Although digital planning has been around for decades, it suddenly seems to be on everyone’s lips. With the pace of technological advancements continuing to accelerate, digital planning can offer huge benefits and will undoubtedly play a key role in strengthening your supply chain resilience. However, it is important to remember that technology alone is not enough – unless you want to blindly trust what the artificial intelligence tells you to do! Read on to find out what else you need to consider.
Digital planning is nothing new, since advanced planning methods such as statistical forecasting and heuristics have actually been around since the 1990s. Recently, however, it seems to have really gathered pace, and I see more and more companies implementing digital planning solutions. With supply chains still reeling from the latest onslaught of large-scale disruptions, senior executives are of course looking for new and effective ways to cope with today’s volatile, uncertain, complex and ambiguous (VUCA) world.
Moreover, major technological advancements such as cloud computing and machine learning have given us immense computational power and capacity, opening up a wealth of new possibilities to analyse big data. As a result, digital planning now really does have the potential to make a significant contribution to improving your supply chain performance.
For example, today’s digital planning solutions can use artificial intelligence (AI) to integrate data from all kinds of external sources (Tier 1, Tier 2 and Tier 3 suppliers based on financial and geopolitical risks, regulatory compliance, cyber risks, even safety risks such as fire or natural disasters) and automatically prepare detailed risk assessments of your entire supplier ecosystem. The high-tech software can then combine this with your own intelligence plus other real-time data such as weather forecasts and transport delays to continuously analyse the existing situation, identify potential bottlenecks and model scenarios.
Indeed, one of our clients is currently piloting a digital planning platform or ‘hub’ that supports quick and easy communication (including based on polls and surveys) with and between its suppliers. Besides strengthening collaboration and building trust, this provides visibility into the entire supply chain network, acting as an early-warning system for any potential issues and therefore shortening the lead detection time (which is a key factor in the Sheffi risk analysis model, along with probability and impact). Needless to say, this has the potential to save a huge amount of time for the client’s planners who are currently working manually in Excel.
“You can’t achieve supply chain resilience simply by implementing the technology and expecting the software to do the rest”

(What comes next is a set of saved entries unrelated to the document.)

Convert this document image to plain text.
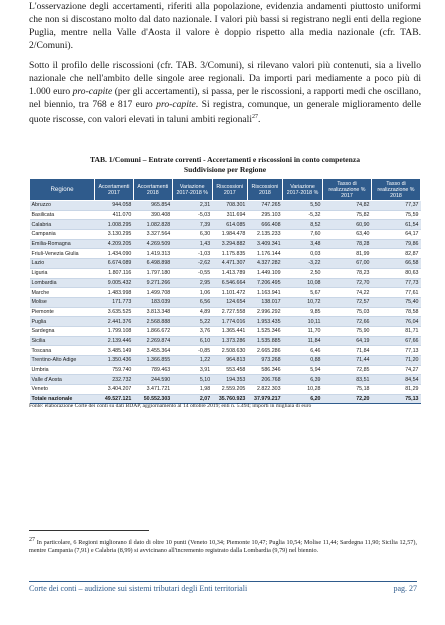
L'osservazione degli accertamenti, riferiti alla popolazione, evidenzia andamenti piuttosto uniformi che non si discostano molto dal dato nazionale. I valori più bassi si registrano negli enti della regione Puglia, mentre nella Valle d'Aosta il valore è doppio rispetto alla media nazionale (cfr. TAB. 2/Comuni).

Sotto il profilo delle riscossioni (cfr. TAB. 3/Comuni), si rilevano valori più contenuti, sia a livello nazionale che nell'ambito delle singole aree regionali. Da importi pari mediamente a poco più di 1.000 euro pro-capite (per gli accertamenti), si passa, per le riscossioni, a rapporti medi che oscillano, nel biennio, tra 768 e 817 euro pro-capite. Si registra, comunque, un generale miglioramento delle quote riscosse, con valori elevati in taluni ambiti regionali$^{27}$.

TAB. 1/Comuni – Entrate correnti - Accertamenti e riscossioni in conto competenza
Suddivisione per Regione
Regione	Accertamenti 2017	Accertamenti 2018	Variazione 2017-2018 %	Riscossioni 2017	Riscossioni 2018	Variazione 2017-2018 %	Tasso di realizzazione % 2017	Tasso di realizzazione % 2018
Abruzzo	944.058	965.854	2,31	708.301	747.265	5,50	74,82	77,37
Basilicata	411.070	390.408	-5,03	311.694	295.103	-5,32	75,82	75,59
Calabria	1.008.295	1.082.828	7,39	614.085	666.408	8,52	60,90	61,54
Campania	3.130.295	3.327.564	6,30	1.984.478	2.135.233	7,60	63,40	64,17
Emilia-Romagna	4.209.205	4.269.509	1,43	3.294.882	3.409.341	3,48	78,28	79,86
Friuli-Venezia Giulia	1.434.090	1.419.313	-1,03	1.175.835	1.176.144	0,03	81,99	82,87
Lazio	6.674.089	6.498.898	-2,62	4.471.307	4.327.282	-3,22	67,00	66,58
Liguria	1.807.116	1.797.180	-0,55	1.413.789	1.449.109	2,50	78,23	80,63
Lombardia	9.005.432	9.271.266	2,95	6.546.664	7.206.495	10,08	72,70	77,73
Marche	1.483.998	1.499.708	1,06	1.101.472	1.163.941	5,67	74,22	77,61
Molise	171.773	183.039	6,56	124.654	138.017	10,72	72,57	75,40
Piemonte	3.635.525	3.813.348	4,89	2.727.558	2.996.292	9,85	75,03	78,58
Puglia	2.441.376	2.568.888	5,22	1.774.016	1.953.435	10,11	72,66	76,04
Sardegna	1.799.108	1.866.672	3,76	1.365.441	1.525.346	11,70	75,90	81,71
Sicilia	2.139.446	2.269.874	6,10	1.373.286	1.535.885	11,84	64,19	67,66
Toscana	3.485.149	3.455.364	-0,85	2.508.630	2.665.286	6,46	71,84	77,13
Trentino-Alto Adige	1.350.436	1.366.855	1,22	964.813	973.268	0,88	71,44	71,20
Umbria	759.740	789.463	3,91	553.458	586.346	5,94	72,85	74,27
Valle d'Aosta	232.732	244.590	5,10	194.353	206.768	6,39	83,51	84,54
Veneto	3.404.207	3.471.721	1,98	2.559.205	2.822.303	10,28	75,18	81,29
Totale nazionale	49.527.121	50.552.303	2,07	35.760.923	37.979.217	6,20	72,20	75,13
Fonte: elaborazione Corte dei conti su dati BDAP, aggiornamento al 14 ottobre 2019; enti n. 5.494; importi in migliaia di euro

$^{27}$ In particolare, 6 Regioni migliorano il dato di oltre 10 punti (Veneto 10,34; Piemonte 10,47; Puglia 10,54; Molise 11,44; Sardegna 11,90; Sicilia 12,57), mentre Campania (7,91) e Calabria (8,99) si avvicinano all'incremento registrato dalla Lombardia (9,79) nel biennio.

Corte dei conti – audizione sui sistemi tributari degli Enti territoriali	pag. 27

So against the backdrop of today’s increasingly complex supply chains, involving hundreds or even thousands of suppliers, it’s understandable that so many companies are pinning their hopes on digital planning. However, the technology alone is not enough to improve your supply chain resilience and safeguard the long-term future of your business. It’s true, today’s digital planning tools can help you to identify potential risks, analyse their probable impact and suggest alternatives – but will you trust the system blindly? I don’t think so.

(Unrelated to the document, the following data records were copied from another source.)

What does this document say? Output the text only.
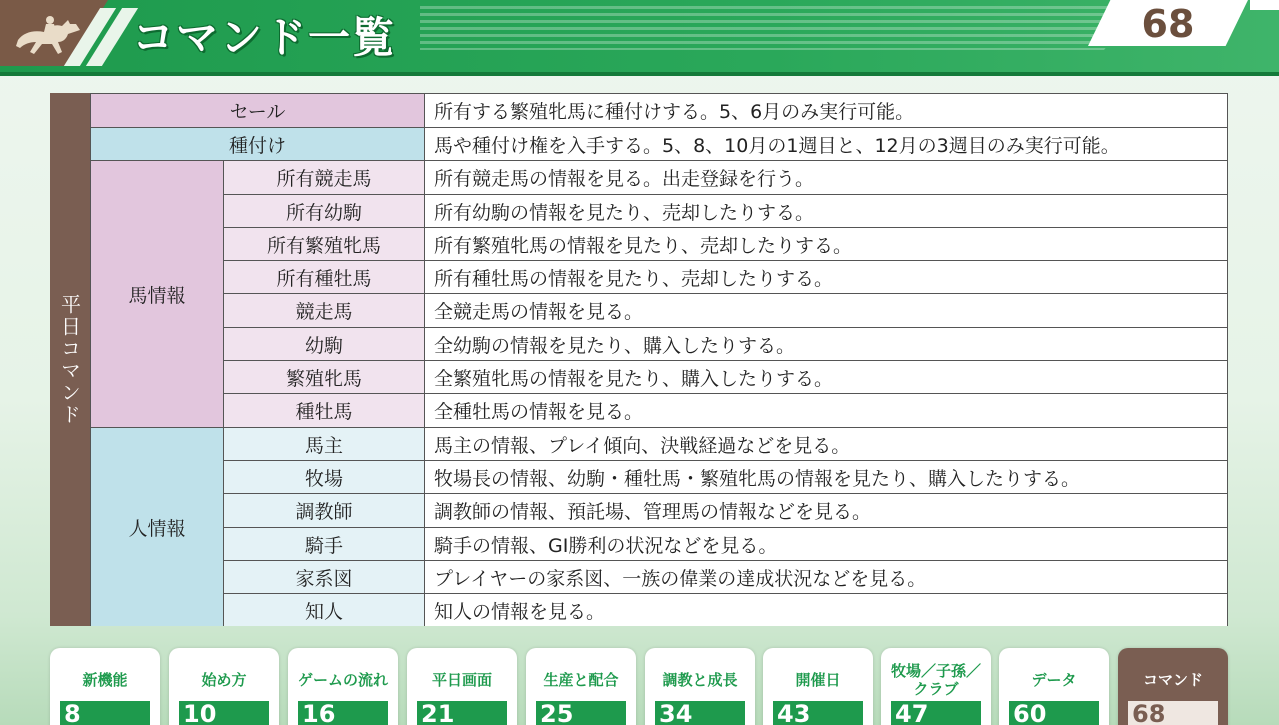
コマンド一覧	68
平日コマンド
セール	所有する繁殖牝馬に種付けする。5、6月のみ実行可能。
種付け	馬や種付け権を入手する。5、8、10月の1週目と、12月の3週目のみ実行可能。
馬情報
所有競走馬	所有競走馬の情報を見る。出走登録を行う。
所有幼駒	所有幼駒の情報を見たり、売却したりする。
所有繁殖牝馬	所有繁殖牝馬の情報を見たり、売却したりする。
所有種牡馬	所有種牡馬の情報を見たり、売却したりする。
競走馬	全競走馬の情報を見る。
幼駒	全幼駒の情報を見たり、購入したりする。
繁殖牝馬	全繁殖牝馬の情報を見たり、購入したりする。
種牡馬	全種牡馬の情報を見る。
人情報
馬主	馬主の情報、プレイ傾向、決戦経過などを見る。
牧場	牧場長の情報、幼駒・種牡馬・繁殖牝馬の情報を見たり、購入したりする。
調教師	調教師の情報、預託場、管理馬の情報などを見る。
騎手	騎手の情報、GⅠ勝利の状況などを見る。
家系図	プレイヤーの家系図、一族の偉業の達成状況などを見る。
知人	知人の情報を見る。
新機能
8
始め方
10
ゲームの流れ
16
平日画面
21
生産と配合
25
調教と成長
34
開催日
43
牧場／子孫／クラブ
47
データ
60
コマンド
68
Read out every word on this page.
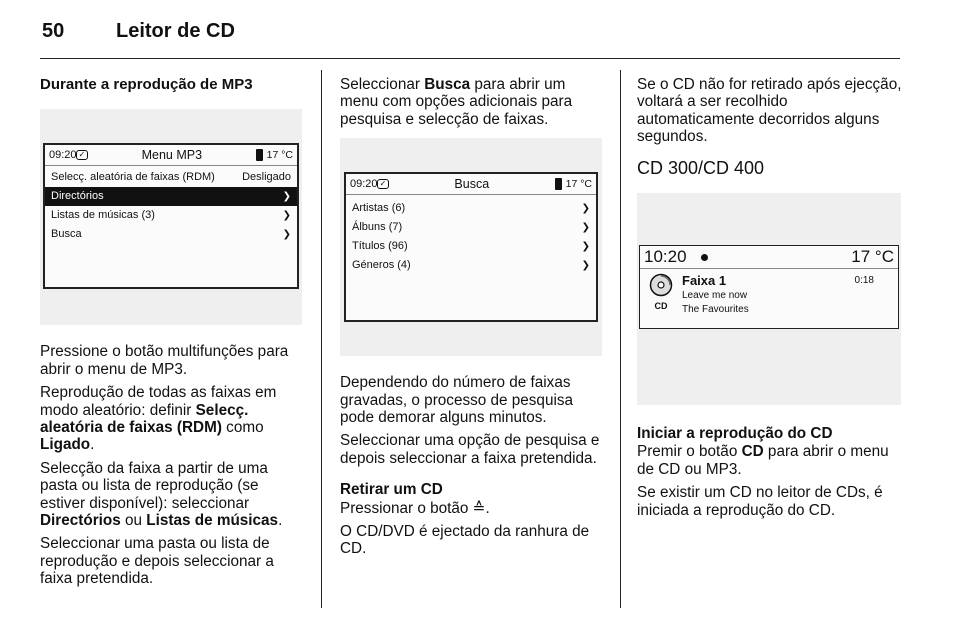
50	Leitor de CD
Durante a reprodução de MP3
09:20 ✓	Menu MP3	17 °C
Selecç. aleatória de faixas (RDM) Desligado
Directórios	❯
Listas de músicas (3)	❯
Busca	❯

Pressione o botão multifunções para abrir o menu de MP3.

Reprodução de todas as faixas em modo aleatório: definir Selecç. aleatória de faixas (RDM) como Ligado.

Selecção da faixa a partir de uma pasta ou lista de reprodução (se estiver disponível): seleccionar Directórios ou Listas de músicas.

Seleccionar uma pasta ou lista de reprodução e depois seleccionar a faixa pretendida.

Seleccionar Busca para abrir um menu com opções adicionais para pesquisa e selecção de faixas.

09:20 ✓	Busca	17 °C
Artistas (6)	❯
Álbuns (7)	❯
Títulos (96)	❯
Géneros (4)	❯

Dependendo do número de faixas gravadas, o processo de pesquisa pode demorar alguns minutos.

Seleccionar uma opção de pesquisa e depois seleccionar a faixa pretendida.

Retirar um CD

Pressionar o botão ≙.

O CD/DVD é ejectado da ranhura de CD.

Se o CD não for retirado após ejecção, voltará a ser recolhido automaticamente decorridos alguns segundos.

CD 300/CD 400
10:20	17 °C
CD
Faixa 1	0:18
Leave me now
The Favourites
Iniciar a reprodução do CD

Premir o botão CD para abrir o menu de CD ou MP3.

Se existir um CD no leitor de CDs, é iniciada a reprodução do CD.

You still need people to evaluate all that information. Therefore, I disagree with those who predict that the planner’s job will become obsolete. I believe we will definitely still need human planners, but digital planning tools mean that they will require a different set of skills – such as the ability to interpret all the different kinds of data and to communicate the insights with their colleagues from other disciplines. This is why ‘behaviour’ is such an important aspect of resilience.
This brings me onto my second point: the decision-making process. There is little benefit to having all these extra insights unless you can use them in order to make the right trade-offs, which is another key factor in supply chain resilience. Therefore, to facilitate the necessary collaboration, I recommend putting an effective decision-making process in place that supports tactical decisions (such as about dual sourcing, building capacity and stock, your service strategy and perhaps even product redesign) as well as operational decisions.

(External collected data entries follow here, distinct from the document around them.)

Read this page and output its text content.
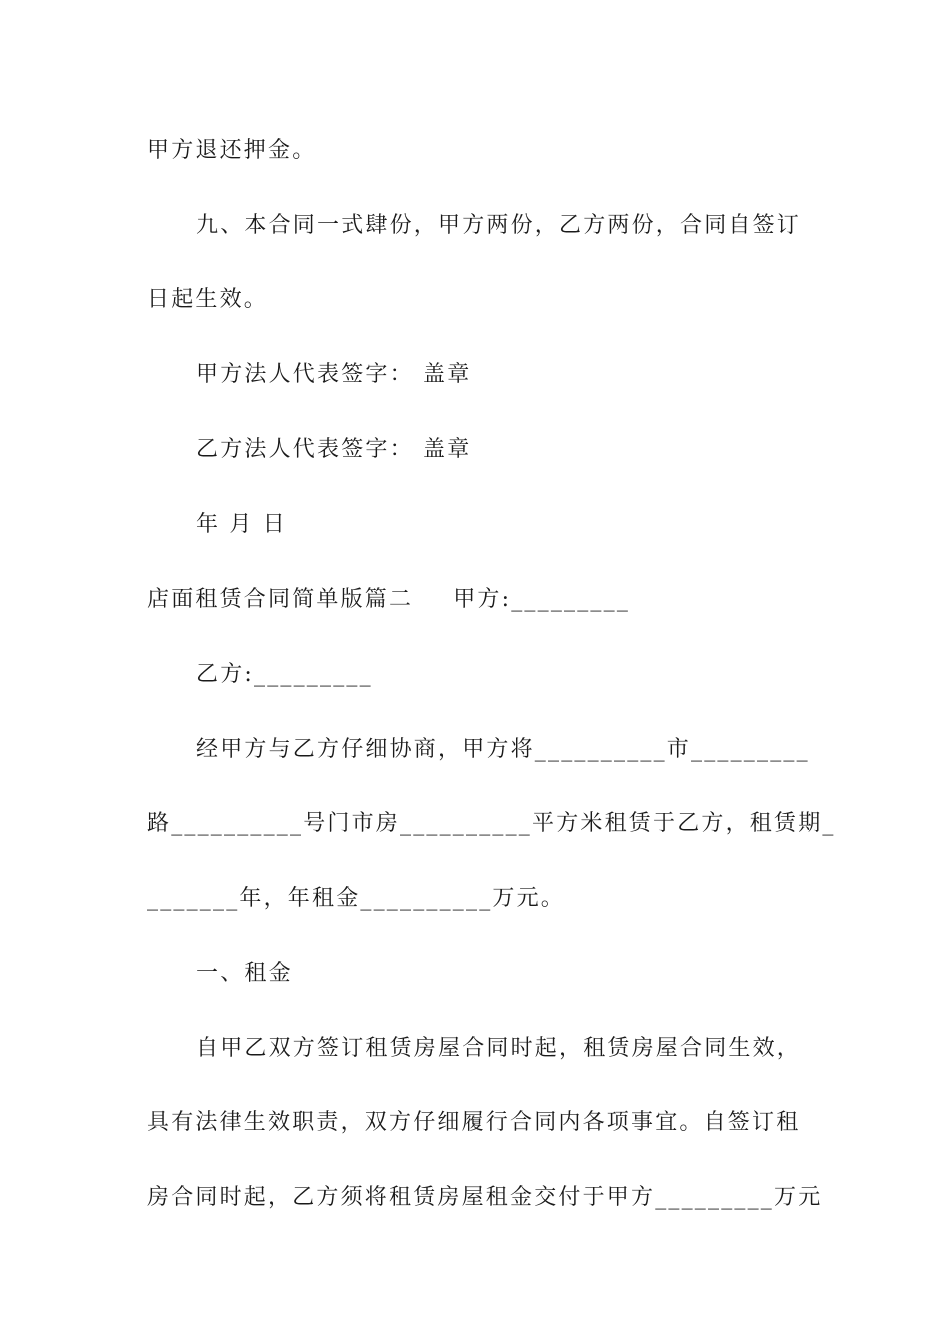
甲方退还押金。
九、本合同一式肆份，甲方两份，乙方两份，合同自签订
日起生效。
甲方法人代表签字： 盖章
乙方法人代表签字： 盖章
年 月 日
店面租赁合同简单版篇二 甲方:_________
乙方:_________
经甲方与乙方仔细协商，甲方将__________市_________
路__________号门市房__________平方米租赁于乙方，租赁期_
_______年，年租金__________万元。
一、租金
自甲乙双方签订租赁房屋合同时起，租赁房屋合同生效，
具有法律生效职责，双方仔细履行合同内各项事宜。自签订租
房合同时起，乙方须将租赁房屋租金交付于甲方_________万元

Integrated business planning (IBP) provides the ideal framework for this because it brings together colleagues from multiple disciplines: Finance and Purchasing as well as Sales and Supply Chain. By embedding a regular cycle of decision-making that supports longer-term tactical and strategic improvements, you will steer your company’s performance towards an (even) healthier future.
In conclusion, while digital planning tooling is undoubtedly very powerful in terms of the information it can unlock, you can’t achieve supply chain resilience simply by implementing the technology and expecting the software to do the rest. Instead, to make optimal use of all the data that today’s advanced digital planning tools put at your fingertips, you also need to consider two other key aspects of resilience: behaviour and collaboration.
When you combine data-driven, analytical and proactive planners with an effective S&OP/IBP decision-making framework, all the pieces of the puzzle will fall into place and you will be poised to reap the full benefits of supply chain resilience – with your competitive edge and long-term survival as the biggest benefit of all.